Kentucky singer-songwriter Dillon Carmichael may be a newcomer by country music’s standards, but his voice tells a different story. His rich baritone feels worn, reaching back to traditions that situate Carmichael somewhere between Southern rock’s psychedelic guitar work and honky-tonk’s swaggering rhythms. It’s no wonder his voice has drawn comparisons to Randy Travis’ golden timbre and David Allan Coe’s lingering drawl, most effective in vulnerable moments like “Dancing Away With My Heart,” when it quakes with yearning. Produced by Nashville staple Dave Cobb, Carmichael’s debut album weaves together stories about the women he wants (“Country Women”), fears (“Natural Disaster”), and regrets (“Old Flame”), with impassioned pedal steel and crackling electric solos.
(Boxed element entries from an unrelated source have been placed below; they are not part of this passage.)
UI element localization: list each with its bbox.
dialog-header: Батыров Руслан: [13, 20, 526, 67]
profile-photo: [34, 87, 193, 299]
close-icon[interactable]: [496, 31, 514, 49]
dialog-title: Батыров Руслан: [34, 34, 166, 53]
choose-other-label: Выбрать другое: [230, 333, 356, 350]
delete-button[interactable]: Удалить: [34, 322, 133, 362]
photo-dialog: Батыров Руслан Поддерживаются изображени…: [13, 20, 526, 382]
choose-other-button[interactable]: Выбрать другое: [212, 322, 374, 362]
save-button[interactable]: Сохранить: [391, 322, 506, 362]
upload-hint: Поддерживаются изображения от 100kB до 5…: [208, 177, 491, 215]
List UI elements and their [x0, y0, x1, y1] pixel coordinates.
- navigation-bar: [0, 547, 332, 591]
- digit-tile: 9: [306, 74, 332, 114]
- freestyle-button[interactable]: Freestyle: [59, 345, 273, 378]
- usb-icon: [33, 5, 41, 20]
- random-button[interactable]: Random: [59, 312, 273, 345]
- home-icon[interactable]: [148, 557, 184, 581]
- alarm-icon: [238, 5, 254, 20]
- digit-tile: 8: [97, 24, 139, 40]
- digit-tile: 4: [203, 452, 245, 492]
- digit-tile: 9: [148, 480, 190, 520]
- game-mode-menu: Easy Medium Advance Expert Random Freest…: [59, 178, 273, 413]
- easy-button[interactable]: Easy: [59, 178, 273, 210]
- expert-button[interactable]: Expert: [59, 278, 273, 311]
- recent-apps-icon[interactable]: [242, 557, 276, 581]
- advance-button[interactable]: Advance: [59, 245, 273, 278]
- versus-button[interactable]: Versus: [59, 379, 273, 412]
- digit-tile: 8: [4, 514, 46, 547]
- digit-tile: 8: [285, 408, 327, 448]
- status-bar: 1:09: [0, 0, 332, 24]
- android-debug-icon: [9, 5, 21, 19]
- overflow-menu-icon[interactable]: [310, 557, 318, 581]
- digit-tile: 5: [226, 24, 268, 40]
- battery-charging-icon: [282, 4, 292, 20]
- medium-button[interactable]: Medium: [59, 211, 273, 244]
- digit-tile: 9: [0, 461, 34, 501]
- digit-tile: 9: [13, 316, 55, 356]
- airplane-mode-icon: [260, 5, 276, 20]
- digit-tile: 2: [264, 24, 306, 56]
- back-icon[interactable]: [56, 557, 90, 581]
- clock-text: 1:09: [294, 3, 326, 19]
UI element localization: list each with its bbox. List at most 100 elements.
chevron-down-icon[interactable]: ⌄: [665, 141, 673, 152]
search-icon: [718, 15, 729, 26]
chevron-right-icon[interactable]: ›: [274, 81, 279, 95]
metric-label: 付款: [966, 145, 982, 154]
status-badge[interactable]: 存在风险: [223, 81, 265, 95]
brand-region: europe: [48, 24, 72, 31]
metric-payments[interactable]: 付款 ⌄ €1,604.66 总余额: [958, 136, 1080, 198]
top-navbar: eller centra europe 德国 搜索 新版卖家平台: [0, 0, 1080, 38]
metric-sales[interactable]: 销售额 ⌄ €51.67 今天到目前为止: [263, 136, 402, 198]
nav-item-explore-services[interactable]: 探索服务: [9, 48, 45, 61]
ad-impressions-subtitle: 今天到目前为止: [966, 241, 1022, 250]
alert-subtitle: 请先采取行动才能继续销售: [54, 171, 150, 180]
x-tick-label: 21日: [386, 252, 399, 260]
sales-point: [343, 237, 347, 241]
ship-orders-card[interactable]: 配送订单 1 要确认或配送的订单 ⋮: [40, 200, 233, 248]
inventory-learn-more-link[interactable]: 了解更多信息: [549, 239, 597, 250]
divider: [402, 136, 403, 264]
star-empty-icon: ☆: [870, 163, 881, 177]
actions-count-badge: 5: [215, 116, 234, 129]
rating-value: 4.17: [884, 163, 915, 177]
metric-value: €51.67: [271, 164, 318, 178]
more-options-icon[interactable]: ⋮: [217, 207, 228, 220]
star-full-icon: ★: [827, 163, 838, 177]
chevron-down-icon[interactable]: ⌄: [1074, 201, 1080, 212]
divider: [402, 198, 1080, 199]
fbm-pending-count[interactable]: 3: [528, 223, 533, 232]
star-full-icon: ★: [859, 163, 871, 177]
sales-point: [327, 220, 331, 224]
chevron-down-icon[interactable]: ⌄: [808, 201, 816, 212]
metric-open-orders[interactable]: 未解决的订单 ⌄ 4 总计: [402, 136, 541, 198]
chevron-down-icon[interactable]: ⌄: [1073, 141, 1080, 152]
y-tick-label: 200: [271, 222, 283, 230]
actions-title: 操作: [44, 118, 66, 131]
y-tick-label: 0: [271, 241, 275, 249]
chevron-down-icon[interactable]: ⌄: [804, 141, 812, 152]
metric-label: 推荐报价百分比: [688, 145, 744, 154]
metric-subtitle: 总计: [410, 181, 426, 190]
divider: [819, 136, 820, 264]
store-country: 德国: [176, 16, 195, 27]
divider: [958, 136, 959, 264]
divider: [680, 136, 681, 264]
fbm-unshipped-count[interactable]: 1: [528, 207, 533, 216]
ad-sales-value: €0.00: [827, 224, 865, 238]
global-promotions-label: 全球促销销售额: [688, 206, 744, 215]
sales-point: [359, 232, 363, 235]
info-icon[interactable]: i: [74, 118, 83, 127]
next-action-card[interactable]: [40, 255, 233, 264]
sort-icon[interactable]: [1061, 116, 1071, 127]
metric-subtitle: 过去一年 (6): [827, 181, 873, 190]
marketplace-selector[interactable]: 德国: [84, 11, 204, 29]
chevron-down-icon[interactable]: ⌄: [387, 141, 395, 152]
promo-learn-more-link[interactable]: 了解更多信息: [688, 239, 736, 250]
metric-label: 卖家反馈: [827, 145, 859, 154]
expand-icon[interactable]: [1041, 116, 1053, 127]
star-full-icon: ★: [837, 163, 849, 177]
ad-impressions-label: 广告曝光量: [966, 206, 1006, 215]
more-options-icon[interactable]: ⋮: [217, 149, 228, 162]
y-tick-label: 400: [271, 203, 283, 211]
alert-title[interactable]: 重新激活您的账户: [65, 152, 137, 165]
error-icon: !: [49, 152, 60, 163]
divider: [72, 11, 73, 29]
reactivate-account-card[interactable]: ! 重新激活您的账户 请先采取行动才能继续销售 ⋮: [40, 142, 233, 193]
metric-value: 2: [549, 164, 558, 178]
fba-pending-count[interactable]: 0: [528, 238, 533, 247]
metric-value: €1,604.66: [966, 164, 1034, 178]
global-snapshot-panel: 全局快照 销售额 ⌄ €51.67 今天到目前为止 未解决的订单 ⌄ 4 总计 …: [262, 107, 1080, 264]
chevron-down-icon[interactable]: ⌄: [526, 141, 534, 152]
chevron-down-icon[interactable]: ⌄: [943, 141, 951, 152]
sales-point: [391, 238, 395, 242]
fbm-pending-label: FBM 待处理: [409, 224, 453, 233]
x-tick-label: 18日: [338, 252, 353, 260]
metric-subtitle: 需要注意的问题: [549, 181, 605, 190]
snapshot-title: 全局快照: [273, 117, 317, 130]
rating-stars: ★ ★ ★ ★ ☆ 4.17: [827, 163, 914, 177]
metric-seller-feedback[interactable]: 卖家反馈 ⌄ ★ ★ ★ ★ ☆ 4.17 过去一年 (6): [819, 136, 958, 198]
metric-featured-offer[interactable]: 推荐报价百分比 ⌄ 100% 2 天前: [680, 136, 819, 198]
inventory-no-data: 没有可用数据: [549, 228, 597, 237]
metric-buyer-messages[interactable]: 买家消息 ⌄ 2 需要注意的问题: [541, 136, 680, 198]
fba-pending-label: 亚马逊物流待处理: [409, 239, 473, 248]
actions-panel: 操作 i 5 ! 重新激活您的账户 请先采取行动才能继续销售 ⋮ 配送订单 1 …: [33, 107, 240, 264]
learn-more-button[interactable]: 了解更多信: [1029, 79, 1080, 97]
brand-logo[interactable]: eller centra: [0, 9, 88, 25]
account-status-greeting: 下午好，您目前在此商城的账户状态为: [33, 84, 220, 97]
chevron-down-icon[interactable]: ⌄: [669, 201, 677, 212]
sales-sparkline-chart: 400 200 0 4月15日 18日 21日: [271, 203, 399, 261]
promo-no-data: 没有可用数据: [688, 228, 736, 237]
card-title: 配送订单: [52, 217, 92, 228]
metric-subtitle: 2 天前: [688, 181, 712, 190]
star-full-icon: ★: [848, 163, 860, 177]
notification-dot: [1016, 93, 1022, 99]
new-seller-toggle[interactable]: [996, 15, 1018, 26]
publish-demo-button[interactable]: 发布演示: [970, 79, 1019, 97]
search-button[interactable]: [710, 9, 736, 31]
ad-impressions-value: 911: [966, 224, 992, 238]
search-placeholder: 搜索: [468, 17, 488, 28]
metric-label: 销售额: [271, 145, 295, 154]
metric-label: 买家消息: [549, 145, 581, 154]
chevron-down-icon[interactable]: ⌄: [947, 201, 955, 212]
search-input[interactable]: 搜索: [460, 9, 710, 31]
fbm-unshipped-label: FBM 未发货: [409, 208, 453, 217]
Absence makes the heart grow fonder, and Saskatchewan-born singer-songwriter Colter Wall learned the feeling well after spending so much time on the road. “Wherever I wander, wherever I stray/The rustle of the wheat fields starts calling my name,” he sings on “Plain to See Plainsman,” his rich baritone echoing the song’s strolling bassline. His sophomore album spins that homesickness into tribute. Produced by Nashville’s Dave Cobb, and featuring harmonica from Willie Nelson’s longtime collaborator Mickey Raphael and pedal steel guitar from Lloyd Green, *Songs of the Plains* situates the Canadian troubadour alongside Southern brethren like Jason Isbell, Sturgill Simpson, and Chris Stapleton. As Wall tells it, Western isn’t a direction so much as a state of mind.